Introducing Python

Introducing Python#

This chapter covers the material for about the first month of the course, which is a basic introduction to Python. This is not an introduction to computer science. Our focus is on how to use Python as a tool for working with data. As such, our focus is on:

  • learning the fundamentals of Python

  • learning the fundamentals of programming logic

  • understanding and debugging code

  • using Python for data science, including:

    • reading data

    • manipulating/processing data (e.g., extracting specific data, splitting data according to variables, applying functions, combining data)

    • exploratory data analysis

    • basic statistical analyses of data sets

Each section of this chapter is a lesson, which will probably take you about 1-1.5 hours to complete. Each lesson is a Jupyter notebook, and you can download all of the Jupyter notebooks (and any necessary data files) for each chapter from the course’s GitHub page. If you’re taking the course at Dalhousie University, you can also get the notebooks from the course GitHub Classroom. Video walkthroughs of each lesson are available on the course YouTube channel.

The best way to work through this material is to watch the video while working through the lesson yourself in VS Code, and be typing in the code (not cutting and pasting) to follow along with the instructor. The copies of these chapters in this textbook serve more as a reference that you can check back with later.

Deactivate AI for Now#

If you followed the instructions in the previous chapter, you will have set up VS Code to use the GitHub Copilot AI assistant.
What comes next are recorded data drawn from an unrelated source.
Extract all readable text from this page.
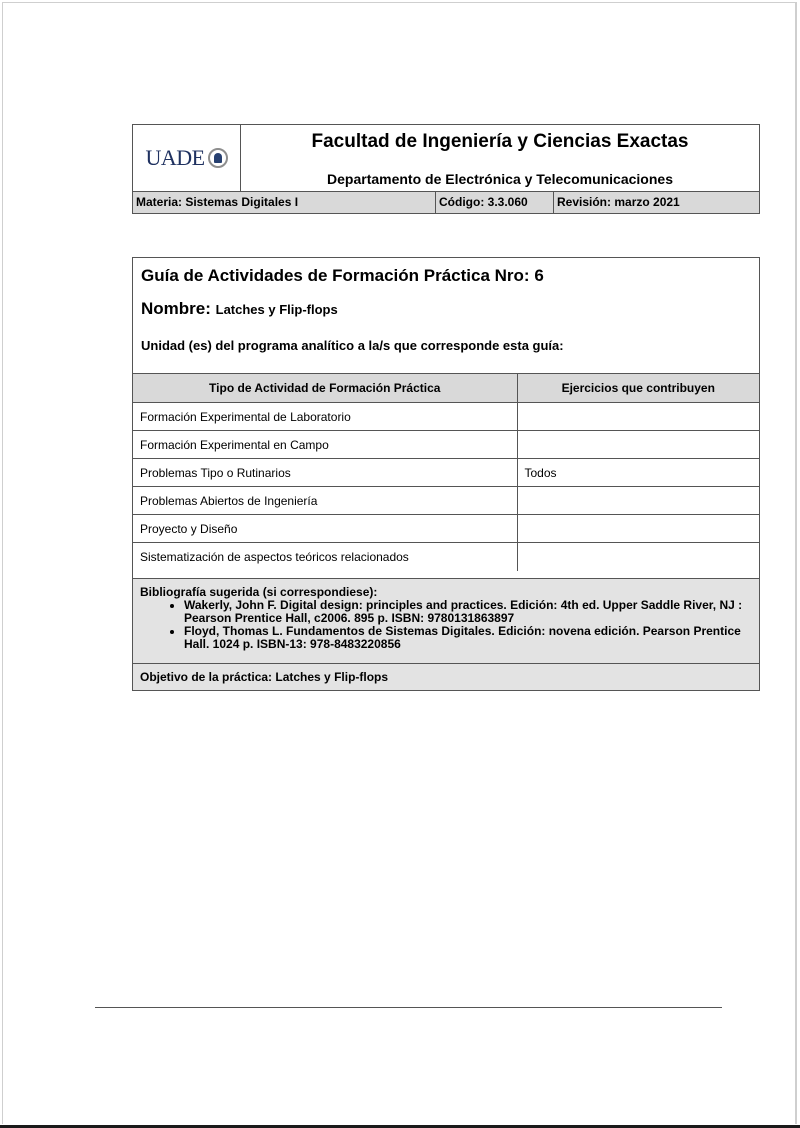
UADE
Facultad de Ingeniería y Ciencias Exactas
Departamento de Electrónica y Telecomunicaciones
Materia: Sistemas Digitales I	Código: 3.3.060	Revisión: marzo 2021
Guía de Actividades de Formación Práctica Nro: 6
Nombre: Latches y Flip-flops
Unidad (es) del programa analítico a la/s que corresponde esta guía:
Tipo de Actividad de Formación Práctica	Ejercicios que contribuyen
Formación Experimental de Laboratorio	
Formación Experimental en Campo	
Problemas Tipo o Rutinarios	Todos
Problemas Abiertos de Ingeniería	
Proyecto y Diseño	
Sistematización de aspectos teóricos relacionados	
Bibliografía sugerida (si correspondiese):
• Wakerly, John F. Digital design: principles and practices. Edición: 4th ed. Upper Saddle River, NJ : Pearson Prentice Hall, c2006. 895 p. ISBN: 9780131863897
• Floyd, Thomas L. Fundamentos de Sistemas Digitales. Edición: novena edición. Pearson Prentice Hall. 1024 p. ISBN-13: 978-8483220856
Objetivo de la práctica: Latches y Flip-flops
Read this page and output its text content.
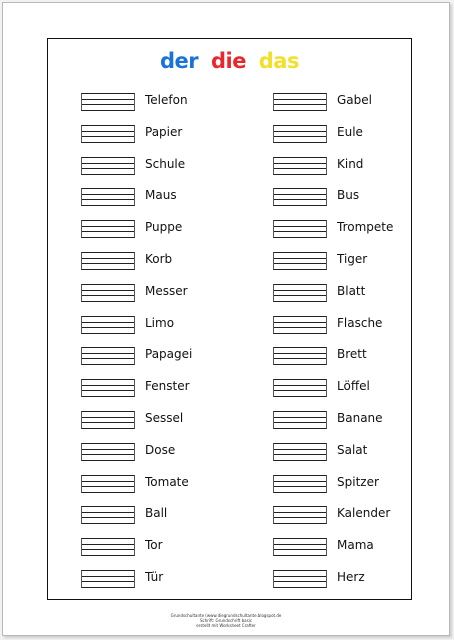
der die das
Telefon
Papier
Schule
Maus
Puppe
Korb
Messer
Limo
Papagei
Fenster
Sessel
Dose
Tomate
Ball
Tor
Tür
Gabel
Eule
Kind
Bus
Trompete
Tiger
Blatt
Flasche
Brett
Löffel
Banane
Salat
Spitzer
Kalender
Mama
Herz
Grundschultante (www.diegrundschultante.blogspot.de
Schrift: Grundschrift basic
erstellt mit Worksheet Crafter
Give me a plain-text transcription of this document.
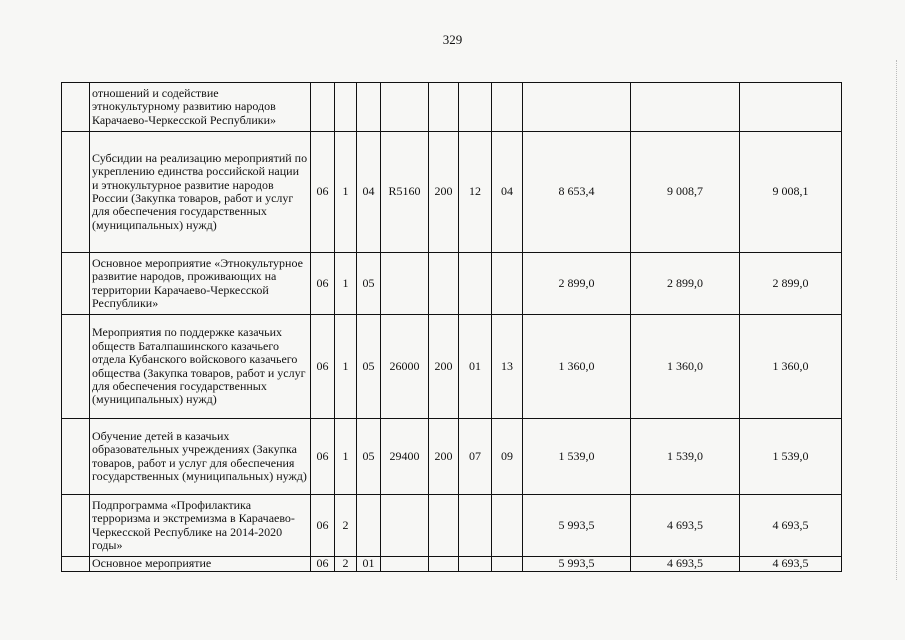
329
	отношений и содействие этнокультурному развитию народов Карачаево-Черкесской Республики»										
	Субсидии на реализацию мероприятий по укреплению единства российской нации и этнокультурное развитие народов России (Закупка товаров, работ и услуг для обеспечения государственных (муниципальных) нужд)	06	1	04	R5160	200	12	04	8 653,4	9 008,7	9 008,1
	Основное мероприятие «Этнокультурное развитие народов, проживающих на территории Карачаево-Черкесской Республики»	06	1	05					2 899,0	2 899,0	2 899,0
	Мероприятия по поддержке казачьих обществ Баталпашинского казачьего отдела Кубанского войскового казачьего общества (Закупка товаров, работ и услуг для обеспечения государственных (муниципальных) нужд)	06	1	05	26000	200	01	13	1 360,0	1 360,0	1 360,0
	Обучение детей в казачьих образовательных учреждениях (Закупка товаров, работ и услуг для обеспечения государственных (муниципальных) нужд)	06	1	05	29400	200	07	09	1 539,0	1 539,0	1 539,0
	Подпрограмма «Профилактика терроризма и экстремизма в Карачаево-Черкесской Республике на 2014-2020 годы»	06	2						5 993,5	4 693,5	4 693,5
	Основное мероприятие	06	2	01					5 993,5	4 693,5	4 693,5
However, for these first lessons we recommend that you turn off Copilot. This is because the first lessons are designed to teach you the fundamentals of Python, and we want you to be typing in the code yourself, taking the time to understand it, and even making errors that you need to debug. This is how you learn. If you use Copilot, you will be tempted to just cut and paste the code, and you won’t learn as much. At best, it will just ]be generating a lot of suggested code that distracts you from the code you’re trying to write.

You can turn off Copilot by clicking on the Copilot icon (which looks kind of like a cute alien face) in the bottom left corner of the VS Code window, and then clicking on the “Turn off” button. If you’re not sure which button this is, just slowly move your cursor over the bottom right icons until you see Deactivate Copilot You can turn it back on again later, when you want to, by clicking that same icon again.

Hint

After working through the lessons, either you can keep going with the course materials, or you may want to practice and reinforce the basics you’ve learned. If you want more practice with basic Python, try free sites like Coding Bat or HackerRank.

Origins of this material#

The lessons introducing Python are adapted from a workshop created by the Software Carpentry foundation. Software Carpentry releases their material as open source, under a license CC BY 4.0 that allows others to re-use and adapt the material, as long as the original source is attributed as I’m doing here.

The lessons use freely-available open source data from Gapminder, an independent Swedish foundation whose mission is to “fight devastating ignorance with a fact-based worldview everyone can understand.” Gapminder is perhaps most famous for the TED talks given by its co-founder, the late Dr. Hans Rosling (the other founders were Ola Rosling and Anna Rosling Rönnlund). Dr. Rosling’s TED talk, The best statistics you’ve ever seen, became one of the most watched TED talks ever (nearly 15m views as of Feb. 4, 2021). The Gapminder data we will be working with here are a subset of those used in Dr. Rosling’s talk. Specifically, the data are gross domestic product (GDP) of countries from around the world, over a time period from 1952 – 2007.

While we could introduce Python with virtually any data (including neuroscience data), the Gapminder data are relatively easy to understand without deep technical knowledge of a domain (GDP is a measure of a country’s wealth, and the data reflect how this change over time), the data files are open source and so support open sharing and transparency in science, and Dr. Rosling’s talks provide a colorful and interesting introduction to the data.

The original Software Carpentry workshop was created by Christina Koch, Milad Fatenejad, Tom Wright, Paul Ivanov, Greg Wilson, and Jens Nöckel. The original workshop was created in 2014, and has been updated since then.

We have adapted the Software Carpentry (SC) version of the workshop based on experience teaching it, and finding that some parts of the SC workshop were unclear, or assumed certain background knowledge (particularly mathematics) that was not universally held by our target audience, or that concepts in the SC workshop were presented in a sequence that was not intuitive to us. A section on pandas dataframes has also been added. We have great respect for the SC organization and its aims, and adapting and customizing the workshop is in the spirit of the open source movement and open educational resources.